The city at the centre of China’s worst Covid-19 outbreak in almost two years has tightened lockdown measures and launched another round of mandatory testing for its 13m residents in an effort to extinguish the virus.
Health authorities in Xi’an, the provincial capital of central Shaanxi province, said 150 locally transmitted cases had been discovered on Sunday, down slightly from Saturday. But they said they expected the number of infections to rise as a fourth round of testing for the entire population kicked off on Monday.
Zhang Yi, director of Shaanxi province’s centre for disease control and prevention, told state media that Xi’an residents should not be “overly worried about this short-term rapid rise” in daily cases, which have doubled since 75 were discovered on Friday.
“The more cases detected through testing, the better,” Zhang added. “The epidemic should generally slow down with the implementation of control and prevention measures.”
The total number of new cases reported nationwide on Sunday reached 162, the highest daily total since April 2020, when China was getting to grips with the devastating pandemic that erupted in Wuhan that January.
The number of cases is minuscule compared with totals in countries such as the US, which reported more than 265,000 new Covid infections and 3,300 deaths on Thursday. But the outbreak in Xi’an is being treated as a crisis in the context of China’s “zero-Covid” epidemic control strategy.

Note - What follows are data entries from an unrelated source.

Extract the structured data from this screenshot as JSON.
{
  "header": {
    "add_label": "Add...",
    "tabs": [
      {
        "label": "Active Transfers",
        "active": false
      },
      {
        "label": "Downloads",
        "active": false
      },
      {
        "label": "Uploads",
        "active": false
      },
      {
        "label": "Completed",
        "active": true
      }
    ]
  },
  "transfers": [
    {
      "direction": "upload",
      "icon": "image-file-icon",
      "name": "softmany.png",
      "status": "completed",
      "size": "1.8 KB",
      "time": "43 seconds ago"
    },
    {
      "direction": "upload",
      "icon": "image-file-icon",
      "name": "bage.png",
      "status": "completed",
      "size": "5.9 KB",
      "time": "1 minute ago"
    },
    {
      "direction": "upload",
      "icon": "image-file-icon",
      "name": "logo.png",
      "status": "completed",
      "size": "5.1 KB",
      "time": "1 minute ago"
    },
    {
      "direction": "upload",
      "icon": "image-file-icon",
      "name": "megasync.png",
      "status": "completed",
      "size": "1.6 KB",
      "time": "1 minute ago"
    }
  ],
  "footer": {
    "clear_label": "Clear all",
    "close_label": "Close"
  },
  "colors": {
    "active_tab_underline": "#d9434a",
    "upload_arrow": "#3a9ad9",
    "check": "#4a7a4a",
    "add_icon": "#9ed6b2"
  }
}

Central government officials are worried that a nationwide outbreak could lead to an overwhelming number of hospitalisations and deaths given the relatively low efficacy of Chinese vaccines, especially as the highly infectious Omicron variant begins to seep into the country.
China’s second Omicron case was reported on December 14 after the carrier, who had returned from overseas, had tested negative during a two-week quarantine in Shanghai and took a domestic flight to his home city of Guangzhou, in southern Guangdong province.
President Xi Jinping’s administration has been determined to stamp out outbreaks before the Winter Olympics begin in Beijing on February 4 under strict “bubble” protocols.
Under the new controls unveiled on Monday, Xi’an residents are allowed to leave home only for testing. Last week, households were told that one member could shop for food and other necessities every second day.
“The situation isn’t clear so they are very nervous,” said Jin Dong-yan, a disease expert at the University of Hong Kong. “That’s why they have locked down the city. This shouldn’t be required but they don’t have sufficient confidence. They don’t know where the virus came from and where it will go.”
Anyone wanting to leave Xi’an must test negative and secure permission from their employer and Chinese Communist party-controlled neighbourhood committees that oversee small urban areas. But such permissions are almost impossible to secure, as officials risk being held responsible for issuing a travel permit to anyone who spreads the virus.
On Friday, the party’s discipline inspection commission said it had identified 26 Xi’an officials who allegedly failed to act decisively enough to prevent the city’s outbreak but did not name them or specify their punishments.